第一卷:寒镇孤魂,尘光初遇 第一章 寒镇雪殇,异世孤魂

作品:《尘缘劫:执剑问长生

    隆冬岁末,朔风卷着鹅毛大雪,笼罩着整座青溪镇。

    铅灰色的云层压得极低,将天地间的光色都揉成一片混沌,碎雪簌簌落在斑驳的土墙上、枯槁的枝桠间,也落在镇西那间摇摇欲坠的破茅屋顶上,连带着周遭的空气,都浸满了刺骨的寒意,哈出一口白气,转瞬便被寒风撕碎,消散在漫天飞雪里。

    破茅屋的门扉半掩着,被寒风刮得吱呀作响,像是随时都会轰然倒塌。屋内没有半分暖意,屋顶破了好大一个窟窿,飞雪顺着缝隙飘进来,在地面积起薄薄一层白霜,墙角堆着的几捆干枯茅草,早已被寒气浸透,散发出沉闷的霉腐气息,混杂着一丝若有若无的血腥味,在狭小昏暗的空间里弥漫开来,呛得人喉头发紧。

    沈砚是在极致的寒冷与剧痛中,缓缓恢复意识的。

    起初是无边无际的黑暗,伴随着高楼坠落的失重感与浑身碎裂般的疼痛,前世二十余载的孤苦岁月,如同走马灯般在脑海中闪过。自幼父母离异,各自组建新的家庭,他成了多余的人,在亲戚的冷眼与世俗的偏见中长大,成年后孤身一人在繁华都市打拼,没日没夜地奔波劳碌,不过是为了混一口温饱,从未尝过亲情的温暖,从未拥有过真心的陪伴,最后竟在一次加班深夜,失足从天台坠落,草草结束了这乏善可陈的一生。

    原以为,身死魂灭,便是彻底的解脱,再也不用承受这世间的寒凉与苦楚,可怎料,再睁眼,竟是这般境地。

    浑身的骨头像是散了架一般,每一寸肌肤都透着针扎般的疼,单薄得近乎透明的粗布麻衣,早已被风雪打湿,紧紧贴在身上,冻得他浑身瑟瑟发抖,牙关不住地打颤,连挪动一根手指,都要耗费极大的力气。

    沈砚艰难地掀开沉重的眼皮,浑浊昏暗的光线映入眼帘,让他下意识地眯了眯眼。低矮的土坯墙,斑驳脱落,露出里面混杂着碎石的泥土,身下是铺着一层薄茅草的土炕,坚硬冰凉,硌得他脊背生疼,除了身旁一个豁了口的陶碗,屋内再无半点陈设,穷得家徒四壁,凄凉得令人心头发紧。

    这不是他熟悉的地方,更不是他该来的地方。

    一段段陌生的记忆碎片,如同汹涌的潮水,毫无征兆地涌入他的神识,疯狂冲撞着他的脑海,带来一阵阵撕裂般的剧痛,让他忍不住闷哼一声,额头渗出细密的冷汗,与脸上的雪水交融在一起,顺着下颌滑落,滴落在冰冷的草席上。

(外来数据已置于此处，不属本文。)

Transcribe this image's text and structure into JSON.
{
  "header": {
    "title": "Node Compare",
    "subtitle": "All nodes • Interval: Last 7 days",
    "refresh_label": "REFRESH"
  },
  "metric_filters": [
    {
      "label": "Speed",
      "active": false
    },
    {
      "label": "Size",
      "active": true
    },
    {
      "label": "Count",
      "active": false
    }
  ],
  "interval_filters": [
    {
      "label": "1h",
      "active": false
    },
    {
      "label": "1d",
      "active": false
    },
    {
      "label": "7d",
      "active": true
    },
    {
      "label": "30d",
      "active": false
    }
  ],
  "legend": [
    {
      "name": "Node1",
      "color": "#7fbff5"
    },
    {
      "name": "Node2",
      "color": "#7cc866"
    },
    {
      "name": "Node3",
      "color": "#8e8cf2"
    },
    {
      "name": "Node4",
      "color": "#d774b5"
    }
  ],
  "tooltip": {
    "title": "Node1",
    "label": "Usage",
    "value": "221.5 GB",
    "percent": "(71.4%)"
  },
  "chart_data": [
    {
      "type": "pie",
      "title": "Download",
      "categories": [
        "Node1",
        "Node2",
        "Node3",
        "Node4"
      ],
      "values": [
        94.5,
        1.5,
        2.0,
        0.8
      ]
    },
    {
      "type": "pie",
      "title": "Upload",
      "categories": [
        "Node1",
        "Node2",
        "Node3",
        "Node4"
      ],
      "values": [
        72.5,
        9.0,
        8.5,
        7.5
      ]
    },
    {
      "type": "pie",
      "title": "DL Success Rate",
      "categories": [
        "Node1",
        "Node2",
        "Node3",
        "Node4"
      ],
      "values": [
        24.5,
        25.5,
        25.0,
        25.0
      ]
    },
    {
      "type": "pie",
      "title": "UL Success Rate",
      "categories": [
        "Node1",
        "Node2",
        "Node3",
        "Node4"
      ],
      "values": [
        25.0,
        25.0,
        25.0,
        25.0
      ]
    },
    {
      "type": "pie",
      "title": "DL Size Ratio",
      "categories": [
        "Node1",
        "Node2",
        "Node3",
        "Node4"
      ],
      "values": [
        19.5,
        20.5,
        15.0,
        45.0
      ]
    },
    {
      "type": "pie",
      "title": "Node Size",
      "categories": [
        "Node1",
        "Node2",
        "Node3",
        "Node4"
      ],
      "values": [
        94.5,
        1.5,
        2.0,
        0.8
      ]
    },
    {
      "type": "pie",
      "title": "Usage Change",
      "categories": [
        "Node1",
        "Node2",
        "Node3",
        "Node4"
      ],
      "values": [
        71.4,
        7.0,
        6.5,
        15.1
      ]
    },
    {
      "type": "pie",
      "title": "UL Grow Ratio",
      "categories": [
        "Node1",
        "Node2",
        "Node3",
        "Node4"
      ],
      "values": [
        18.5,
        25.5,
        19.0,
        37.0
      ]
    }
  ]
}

    这是一个名为浩渺界的异世界,天地分三界,凡界众生碌碌,修真界修士飞天遁地求长生,幽冥界藏纳亡魂聚戾气,武道与修真并行,实力为尊,弱肉强食,是这个世界唯一的生存法则。

    而他此刻附身的这具身体,也叫沈砚,是青溪镇沈府的旁支子弟,父母在三年前的一场瘟疫中双双离世,只留下他孤身一人。偏偏这孩子天生经脉闭塞,是方圆百里都罕见的武道废脉,别说吸纳天地灵气修行,就连最基础的凡武吐纳都无法运转,自小就被定性为天生的废物,受尽族人的冷眼与欺凌。

    沈府乃是青溪镇的望族,族中子弟多有修习凡武之道,嫡系子弟更是骄横跋扈,视他为眼中钉、肉中刺,平日里打骂欺凌已是家常便饭,稍不顺心,便将他关在这间废弃茅屋里,不给吃食,不给衣物,任由他自生自灭。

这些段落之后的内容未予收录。